There
is no doubting the interlocking facts that a virile democracy gives
birth to a vibrant judiciary, which in turn would strive to be
independent enough to sanitize and sustain that democratic atmosphere in
which it has its being and existence.
The
judiciary prides itself, and rightly too, as the last hope of the
common man, the bastion of an oppressed people seeking the alluring
aroma of justice in a society fraught with constitutional breaches and
moral in-exactitudes. This is the textbook relevance of the judiciary
in the affairs of civilized man.
In
Nigeria today, a majority of the people would easily agree that justice
is a cash-and-carry affair; that the Poor can hardly get favourable
judgment because the Rich infiltrate into the administration of justice.

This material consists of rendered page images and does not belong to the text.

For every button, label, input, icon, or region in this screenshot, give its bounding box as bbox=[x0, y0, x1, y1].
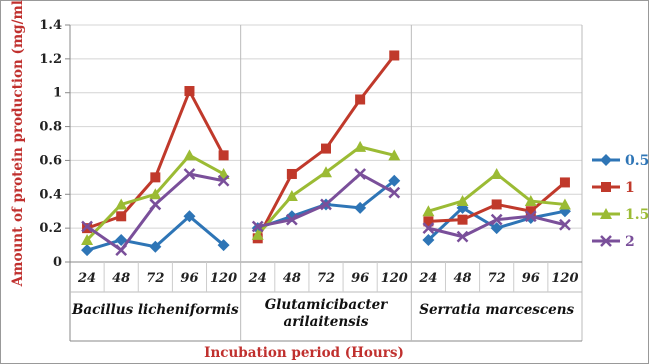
data-point bbox=[81, 220, 93, 233]
data-point bbox=[388, 186, 401, 199]
y-tick-label: 1.2 bbox=[39, 52, 62, 67]
data-point bbox=[285, 213, 298, 226]
x-tick-label: 96 bbox=[351, 271, 369, 286]
data-point bbox=[524, 210, 537, 223]
data-point bbox=[558, 198, 571, 210]
data-point bbox=[116, 211, 127, 222]
axis-layer: 0 0.2 0.4 0.6 0.8 1 1.2 1.4 24 48 72 96 120 Bacillus … bbox=[39, 18, 583, 342]
x-tick-label: 48 bbox=[112, 271, 130, 286]
data-point bbox=[355, 94, 366, 105]
data-point bbox=[251, 220, 264, 233]
legend-item: 1 bbox=[592, 180, 635, 196]
x-axis-title: Incubation period (Hours) bbox=[204, 345, 404, 361]
data-point bbox=[218, 150, 229, 161]
x-tick-label: 120 bbox=[210, 271, 237, 286]
data-point bbox=[388, 149, 401, 161]
legend-item: 2 bbox=[592, 234, 635, 250]
x-tick-label: 48 bbox=[283, 271, 301, 286]
data-point bbox=[320, 166, 332, 178]
y-axis-title: Amount of protein production (mg/ml) bbox=[10, 0, 26, 287]
data-point bbox=[184, 86, 195, 97]
data-point bbox=[217, 239, 230, 252]
x-tick-label: 24 bbox=[248, 271, 267, 286]
data-point bbox=[81, 233, 94, 245]
legend-marker bbox=[600, 154, 612, 166]
data-point bbox=[321, 143, 331, 154]
data-point bbox=[150, 172, 161, 183]
group-label: Serratia marcescens bbox=[419, 302, 574, 318]
legend-label: 2 bbox=[625, 234, 635, 250]
legend: 0.5 1 1.5 2 bbox=[592, 153, 649, 250]
legend-item: 0.5 bbox=[592, 153, 649, 169]
data-point bbox=[490, 222, 503, 235]
y-tick-label: 1.4 bbox=[39, 18, 62, 33]
data-point bbox=[81, 244, 94, 257]
y-tick-label: 0.2 bbox=[39, 221, 62, 236]
legend-label: 1.5 bbox=[625, 207, 649, 223]
legend-marker bbox=[600, 208, 612, 219]
data-point bbox=[354, 168, 367, 180]
y-tick-label: 1 bbox=[53, 86, 62, 101]
group-label: arilaitensis bbox=[284, 314, 369, 330]
y-tick-label: 0.8 bbox=[39, 120, 62, 135]
data-point bbox=[217, 174, 230, 187]
data-point bbox=[149, 240, 162, 253]
legend-marker bbox=[601, 182, 611, 192]
series-2 bbox=[81, 168, 571, 257]
x-tick-label: 72 bbox=[146, 271, 164, 286]
data-point bbox=[354, 201, 367, 214]
x-tick-label: 96 bbox=[522, 271, 540, 286]
x-tick-label: 72 bbox=[317, 271, 335, 286]
x-tick-label: 72 bbox=[488, 271, 506, 286]
group-label: Bacillus licheniformis bbox=[71, 302, 239, 318]
legend-item: 1.5 bbox=[592, 207, 649, 223]
data-point bbox=[183, 210, 196, 223]
data-point bbox=[286, 168, 297, 179]
x-tick-label: 24 bbox=[77, 271, 96, 286]
data-point bbox=[423, 216, 434, 227]
data-point bbox=[115, 244, 128, 257]
data-point bbox=[422, 222, 435, 235]
data-point bbox=[456, 195, 469, 207]
data-point bbox=[115, 233, 128, 246]
data-point bbox=[559, 218, 571, 231]
x-tick-label: 120 bbox=[381, 271, 408, 286]
data-point bbox=[388, 174, 401, 187]
data-point bbox=[490, 213, 503, 226]
data-point bbox=[320, 198, 332, 211]
x-tick-label: 120 bbox=[551, 271, 578, 286]
data-point bbox=[149, 188, 162, 200]
data-point bbox=[422, 233, 435, 246]
data-point bbox=[525, 206, 536, 217]
data-point bbox=[456, 230, 469, 243]
data-point bbox=[354, 140, 367, 152]
data-point bbox=[389, 50, 400, 61]
data-point bbox=[149, 198, 162, 211]
y-tick-label: 0.4 bbox=[39, 187, 62, 202]
series-layer bbox=[81, 50, 571, 257]
data-point bbox=[490, 167, 503, 179]
data-point bbox=[422, 205, 435, 217]
data-point bbox=[251, 228, 264, 240]
y-tick-label: 0.6 bbox=[39, 153, 62, 168]
x-tick-label: 96 bbox=[180, 271, 198, 286]
y-tick-label: 0 bbox=[53, 255, 62, 270]
data-point bbox=[524, 195, 537, 207]
group-label: Glutamicibacter bbox=[265, 297, 388, 313]
legend-label: 1 bbox=[625, 180, 635, 196]
data-point bbox=[183, 168, 196, 180]
data-point bbox=[491, 199, 502, 210]
data-point bbox=[559, 177, 570, 188]
data-point bbox=[457, 214, 468, 225]
legend-label: 0.5 bbox=[625, 153, 649, 169]
x-tick-label: 24 bbox=[418, 271, 437, 286]
data-point bbox=[115, 198, 128, 210]
data-point bbox=[183, 149, 196, 161]
legend-marker bbox=[600, 235, 612, 247]
x-tick-label: 48 bbox=[453, 271, 471, 286]
data-point bbox=[285, 189, 298, 201]
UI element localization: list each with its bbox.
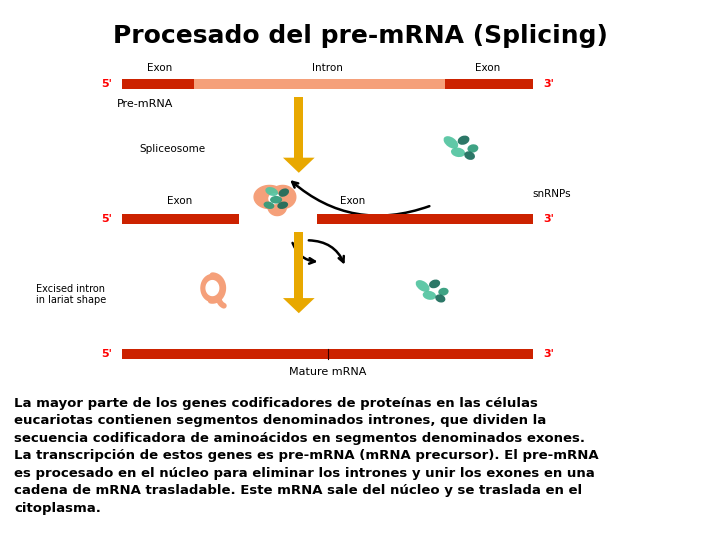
Ellipse shape <box>270 196 282 204</box>
Ellipse shape <box>279 188 289 197</box>
Text: 5': 5' <box>101 214 112 224</box>
Ellipse shape <box>415 280 430 292</box>
Polygon shape <box>283 298 315 313</box>
Polygon shape <box>201 274 224 301</box>
Ellipse shape <box>438 288 449 295</box>
Ellipse shape <box>277 201 288 209</box>
Text: Exon: Exon <box>147 63 172 73</box>
Polygon shape <box>269 194 280 204</box>
Text: Pre-mRNA: Pre-mRNA <box>117 99 174 110</box>
Bar <box>194 79 444 89</box>
Bar <box>294 232 303 300</box>
Text: Exon: Exon <box>167 195 192 206</box>
Ellipse shape <box>467 144 478 153</box>
Text: Excised intron
in lariat shape: Excised intron in lariat shape <box>36 284 107 305</box>
Ellipse shape <box>266 187 278 196</box>
Polygon shape <box>206 281 219 295</box>
Bar <box>122 214 239 224</box>
Bar <box>444 79 533 89</box>
Text: La mayor parte de los genes codificadores de proteínas en las células
eucariotas: La mayor parte de los genes codificadore… <box>14 397 599 515</box>
Polygon shape <box>268 198 287 215</box>
Bar <box>122 79 194 89</box>
Ellipse shape <box>423 291 436 300</box>
Ellipse shape <box>264 201 274 209</box>
Text: 5': 5' <box>101 349 112 359</box>
Bar <box>294 97 303 159</box>
Bar <box>318 214 533 224</box>
Text: Procesado del pre-mRNA (Splicing): Procesado del pre-mRNA (Splicing) <box>112 24 608 48</box>
Ellipse shape <box>464 151 475 160</box>
Ellipse shape <box>429 280 440 288</box>
Polygon shape <box>283 158 315 173</box>
Text: Exon: Exon <box>340 195 365 206</box>
Text: Mature mRNA: Mature mRNA <box>289 367 366 377</box>
Text: 3': 3' <box>544 349 554 359</box>
Polygon shape <box>254 185 285 208</box>
Text: 3': 3' <box>544 214 554 224</box>
Ellipse shape <box>444 136 458 149</box>
Text: Intron: Intron <box>312 63 343 73</box>
Ellipse shape <box>451 147 465 157</box>
Text: 3': 3' <box>544 79 554 89</box>
Polygon shape <box>269 185 296 208</box>
Bar <box>122 349 533 359</box>
Text: Exon: Exon <box>475 63 500 73</box>
Text: snRNPs: snRNPs <box>533 190 572 199</box>
Text: 5': 5' <box>101 79 112 89</box>
Ellipse shape <box>436 294 446 302</box>
Ellipse shape <box>458 136 469 145</box>
Text: Spliceosome: Spliceosome <box>139 144 205 153</box>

The judiciary has been accused of not exerting its independence and of
not being able to break away from the apron string of the executive arm
of government. And by so deficient, it has mortgaged its very soul and
relevance to the whims and caprices of a morally deficient executive
arm.
Recently,
in our democratic politics, some analysts have had cause to question
the appropriateness of some judicial pronouncements and decisions, which
were glaringly at variance with the upright ethics of the legal
profession. Those in support of the actions of the judiciary have risen
in defence to aver that the law is an ass; that judicial pronouncements
and decisions are influenced by other extraneous factors other than the
right/wrong divide.
While
all these could be true, we, however, urge the judiciary to lift itself
above board and be dispassionate in its pronouncements. What is
fundamentally wrong is wrong, legal gymnastics not withstanding. Some
have argued that because the judiciary has no instrument of force to
coerce the executive arm of government to accept and implement its
decisions that is why it often does not want to give judgments that go
contrary to the wishes of the executive arm.
Even
at that, there is nowhere in the world where the judiciary has a
standing army in its control to enforce its pronouncements. It should
avail itself of the enduring and more potent moral authority by making
definitive pronouncements against attempts by government to employ
unconstitutional and immoral methods to implement its unpopular wishes.